Für alle, die befürchten, sich in den Tagen nach der Zeitumstellung schlapp und träge zu fühlen, hat Daniela Langhans vier konkrete Empfehlungen:

  1. Schrittweise Anpassung vor der Umstellung
    In den Tagen vor der Zeitumstellung kann es sinnvoll sein, Schritt für Schritt etwas früher schlafen zu gehen. "Eine solche schrittweise Anpassung kann für den Körper einfacher sein als ein abruptes Umstellen", erklärt die Expertin.
  2. Morgens direkt Tageslicht suchen
    Unsere innere Uhr und unser Hormonhaushalt sind eng miteinander verbunden: Dunkelheit fördert die Ausschüttung des müde machenden Hormons Melatonin, während Licht dessen Produktion drosselt. Daniela Langhans rät daher, schon am Morgen das Tageslicht zu suchen, um wacher in den Tag zu starten. Wer keine Zeit für einen Kaffee auf dem Balkon oder eine Morgenrunde hat, kann sich alternativ vor eine Tageslichtlampe setzen.
  3. Auf Mittagsschlaf verzichten
    Sich in den Tagen nach der Zeitumstellung mittags für ein Nickerchen hinzulegen, ist laut der Schlafmedizinerin keine gute Idee. "Es ist wichtig, über den Tag einen gewissen Schlafdruck aufzubauen. Macht man einen Mittagsschlaf, schläft man abends oft später ein - und kommt dann morgens wieder schlechter hoch." Wer gar nicht auf sein geliebtes Nickerchen verzichten mag, sollte sich auf einen Powernap von maximal 10 bis 15 Minuten beschränken.

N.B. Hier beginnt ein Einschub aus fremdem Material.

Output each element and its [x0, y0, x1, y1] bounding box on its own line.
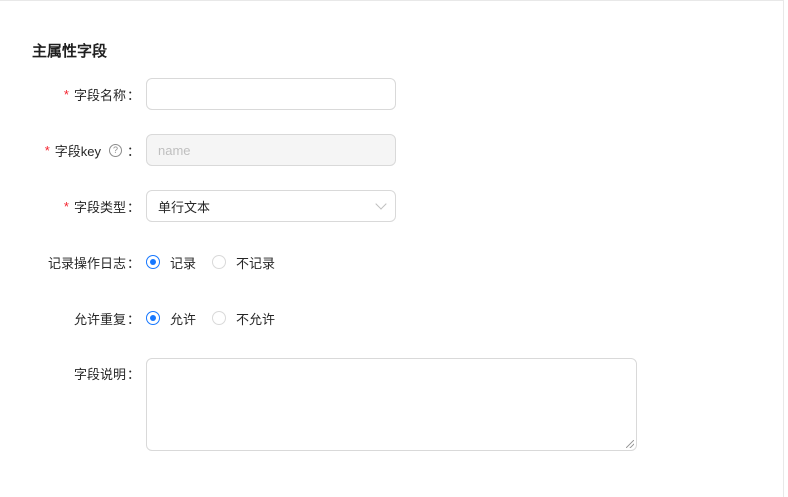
- section-title: 主属性字段: [32, 43, 108, 60]
- repeat-radio-group: 允许 不允许: [146, 302, 291, 334]
- field-type-row: * 字段类型： 单行文本: [0, 190, 784, 222]
- field-type-select[interactable]: 单行文本: [146, 190, 396, 222]
- field-key-label: * 字段key ?：: [44, 142, 140, 159]
- radio-checked-icon: [146, 255, 160, 269]
- field-name-input[interactable]: [146, 78, 396, 110]
- repeat-label: 允许重复：: [73, 311, 140, 327]
- desc-textarea[interactable]: [146, 358, 637, 451]
- question-circle-icon[interactable]: ?: [108, 143, 122, 157]
- field-key-input[interactable]: name: [146, 134, 396, 166]
- repeat-radio-allow[interactable]: 允许: [146, 309, 196, 328]
- chevron-down-icon: [375, 198, 387, 210]
- field-key-row: * 字段key ?： name: [0, 134, 784, 166]
- required-mark: *: [44, 142, 50, 158]
- required-mark: *: [63, 198, 69, 214]
- log-radio-no-record[interactable]: 不记录: [212, 253, 275, 272]
- field-name-label: * 字段名称：: [63, 86, 140, 103]
- log-radio-record[interactable]: 记录: [146, 253, 196, 272]
- resize-grip-icon[interactable]: [626, 440, 634, 448]
- log-row: 记录操作日志： 记录 不记录: [0, 246, 784, 278]
- log-radio-group: 记录 不记录: [146, 246, 291, 278]
- field-type-label: * 字段类型：: [63, 198, 140, 215]
- repeat-row: 允许重复： 允许 不允许: [0, 302, 784, 334]
- desc-label: 字段说明：: [73, 366, 140, 382]
- radio-checked-icon: [146, 311, 160, 325]
- required-mark: *: [63, 86, 69, 102]
- form-panel: 主属性字段 * 字段名称： * 字段key ?： name * 字段类型： 单行…: [0, 0, 784, 497]
- repeat-radio-disallow[interactable]: 不允许: [212, 309, 275, 328]
- radio-unchecked-icon: [212, 311, 227, 325]
- field-type-value: 单行文本: [158, 199, 211, 215]
- log-label: 记录操作日志：: [47, 255, 140, 271]
- radio-unchecked-icon: [212, 255, 227, 269]
- field-name-row: * 字段名称：: [0, 78, 784, 110]
- desc-row: 字段说明：: [0, 358, 784, 451]
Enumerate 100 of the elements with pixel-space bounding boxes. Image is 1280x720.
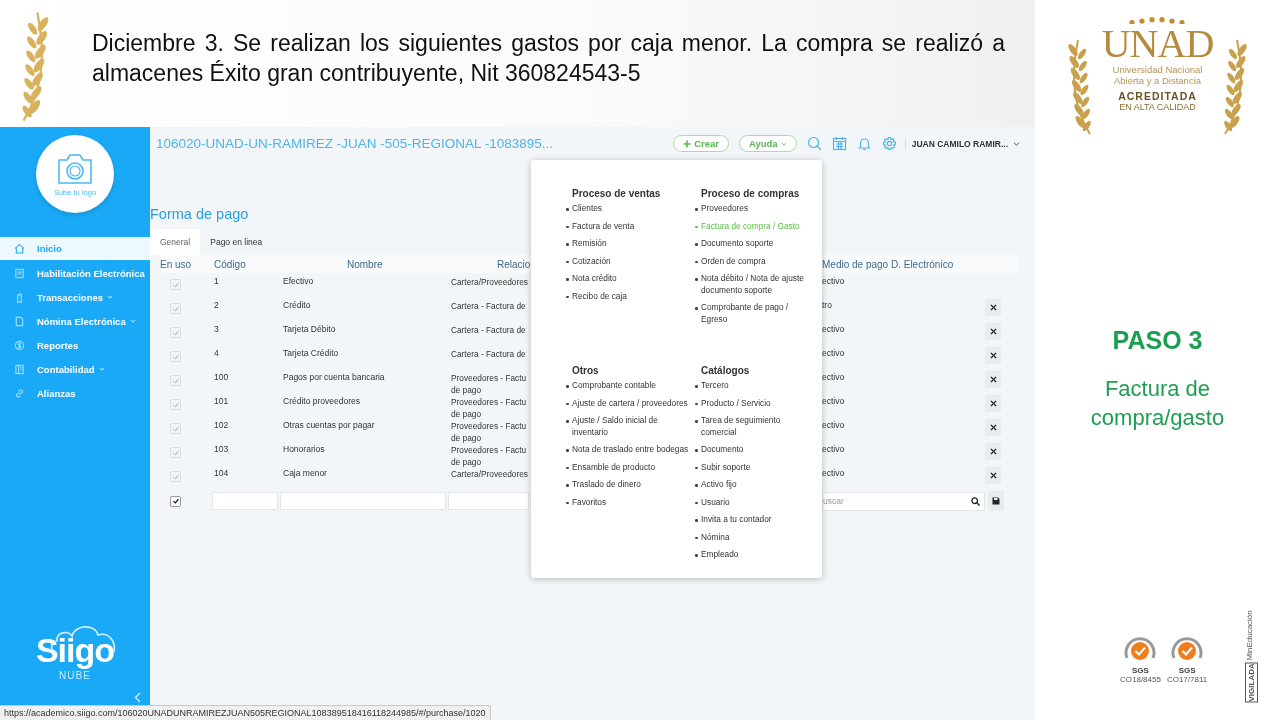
remove-button[interactable]: [985, 443, 1001, 460]
menu-item[interactable]: Cotización: [566, 255, 695, 267]
table-cell-text: Crédito: [282, 299, 312, 310]
menu-item[interactable]: Comprobante de pago / Egreso: [695, 302, 815, 325]
menu-item[interactable]: Activo fijo: [695, 479, 815, 491]
accreditation-subtitle: EN ALTA CALIDAD: [1119, 102, 1196, 112]
save-icon: [992, 497, 1000, 505]
close-icon: [989, 424, 997, 431]
settings-icon[interactable]: [881, 136, 897, 151]
menu-item[interactable]: Nómina: [695, 531, 815, 543]
menu-item[interactable]: Tarea de seguimiento comercial: [695, 415, 815, 438]
column-header: Relacio: [496, 258, 531, 270]
menu-item[interactable]: Documento: [695, 444, 815, 456]
remove-button[interactable]: [985, 299, 1001, 316]
table-cell-text: 103: [213, 443, 230, 454]
bell-icon[interactable]: [856, 136, 872, 151]
column-header: Medio de pago D. Electrónico: [822, 258, 955, 270]
close-icon: [989, 352, 997, 359]
slide-heading: Diciembre 3. Se realizan los siguientes gastos por caja menor. La compra se realizó a almacenes Éxito gran contribuyente, Nit 360824543-5: [92, 29, 1005, 88]
tab[interactable]: Pago en linea: [200, 229, 273, 255]
table-cell-text: Tarjeta Crédito: [282, 347, 340, 358]
remove-button[interactable]: [985, 323, 1001, 340]
check-icon: [171, 376, 180, 385]
search-icon[interactable]: [806, 136, 822, 151]
table-cell-text: Proveedores - Factu de pago: [450, 420, 528, 444]
page-title: Forma de pago: [150, 206, 249, 222]
menu-item[interactable]: Factura de venta: [566, 220, 695, 232]
save-button[interactable]: [988, 491, 1004, 511]
table-cell-text: Cartera - Factura de: [450, 300, 527, 312]
tab[interactable]: General: [150, 229, 201, 255]
menu-item[interactable]: Remisión: [566, 238, 695, 250]
input-field[interactable]: [212, 492, 278, 510]
remove-button[interactable]: [985, 419, 1001, 436]
menu-item[interactable]: Recibo de caja: [566, 290, 695, 302]
menu-item[interactable]: Favoritos: [566, 496, 695, 508]
certification-code: CO17/7811: [1166, 675, 1208, 684]
table-cell-text: Cartera - Factura de: [450, 324, 527, 336]
input-field[interactable]: [280, 492, 446, 510]
table-cell-text: ectivo: [822, 323, 846, 334]
chevron-icon: [780, 141, 787, 146]
menu-item[interactable]: Nota de traslado entre bodegas: [566, 444, 695, 456]
menu-section-title: Otros: [572, 364, 600, 378]
table-cell-text: Efectivo: [282, 275, 315, 286]
menu-item[interactable]: Ensamble de producto: [566, 461, 695, 473]
document-icon: [14, 267, 25, 279]
table-cell-text: Cartera - Factura de: [450, 348, 527, 360]
table-cell-text: 1: [213, 275, 220, 286]
table-cell-text: 2: [213, 299, 220, 310]
menu-item[interactable]: Nota crédito: [566, 273, 695, 285]
menu-item[interactable]: Ajuste / Saldo inicial de inventario: [566, 415, 695, 438]
menu-item[interactable]: Tercero: [695, 380, 815, 392]
sidebar-label: Transacciones: [37, 291, 103, 303]
calendar-icon[interactable]: [831, 136, 847, 151]
menu-item[interactable]: Documento soporte: [695, 238, 815, 250]
menu-item[interactable]: Nota débito / Nota de ajuste documento soporte: [695, 273, 815, 296]
checkbox[interactable]: [170, 495, 181, 507]
remove-button[interactable]: [985, 347, 1001, 364]
chevron-icon: [98, 367, 105, 371]
chevron-icon: [129, 319, 136, 323]
menu-item[interactable]: Comprobante contable: [566, 380, 695, 392]
column-header: En uso: [160, 258, 193, 270]
user-menu[interactable]: JUAN CAMILO RAMIR...: [904, 138, 1020, 149]
table-cell-text: Proveedores - Factu de pago: [450, 444, 528, 468]
menu-item[interactable]: Traslado de dinero: [566, 479, 695, 491]
check-icon: [171, 328, 180, 337]
menu-item[interactable]: Empleado: [695, 549, 815, 561]
menu-item[interactable]: Subir soporte: [695, 461, 815, 473]
file-icon: [14, 315, 25, 327]
menu-item[interactable]: Ajuste de cartera / proveedores: [566, 397, 695, 409]
menu-item[interactable]: Invita a tu contador: [695, 514, 815, 526]
menu-item[interactable]: Orden de compra: [695, 255, 815, 267]
check-icon: [171, 424, 180, 433]
brand-logo: Siigo: [35, 622, 115, 670]
ledger-icon: [14, 363, 25, 375]
search-icon: [971, 496, 980, 506]
table-cell-text: 100: [213, 371, 230, 382]
brand-subtitle: NUBE: [59, 670, 91, 681]
certification-code: CO18/8455: [1120, 675, 1161, 684]
input-field[interactable]: [448, 492, 529, 510]
ministry-label: MinEducación: [1245, 610, 1255, 661]
remove-button[interactable]: [985, 467, 1001, 484]
menu-item[interactable]: Producto / Servicio: [695, 397, 815, 409]
check-icon: [171, 497, 180, 505]
seal-label: SGS: [1132, 666, 1149, 675]
collapse-icon[interactable]: [134, 692, 141, 703]
column-header: Código: [213, 258, 247, 270]
close-icon: [989, 376, 997, 383]
remove-button[interactable]: [985, 371, 1001, 388]
close-icon: [989, 304, 997, 311]
menu-item[interactable]: Proveedores: [695, 203, 815, 215]
plus-icon: [683, 139, 692, 148]
menu-item[interactable]: Usuario: [695, 496, 815, 508]
close-icon: [989, 472, 997, 479]
logo-wordmark: UNAD: [1101, 24, 1214, 64]
menu-item[interactable]: Clientes: [566, 203, 695, 215]
menu-section-title: Catálogos: [701, 364, 751, 378]
table-cell-text: 102: [213, 419, 230, 430]
logo-text: Abierta y a Distancia: [1113, 75, 1202, 86]
remove-button[interactable]: [985, 395, 1001, 412]
check-icon: [171, 448, 180, 457]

  4. Schlafgewohnheiten überprüfen
    Die Zeitumstellung bietet einen guten Anlass, die eigenen Gewohnheiten rund um die Nachtruhe zu überprüfen und gegebenenfalls anzupassen. Dazu gehört beispielsweise, kurz vor dem Schlafengehen auf das blaue Licht von Bildschirmen zu verzichten oder am Gerät einen Blaulichtfilter einzustellen.

Mit diesen praktischen Ratschlägen lässt sich die Umstellung auf die Sommerzeit deutlich besser bewältigen, sodass man die längeren, hellen Abende in vollen Zügen genießen kann.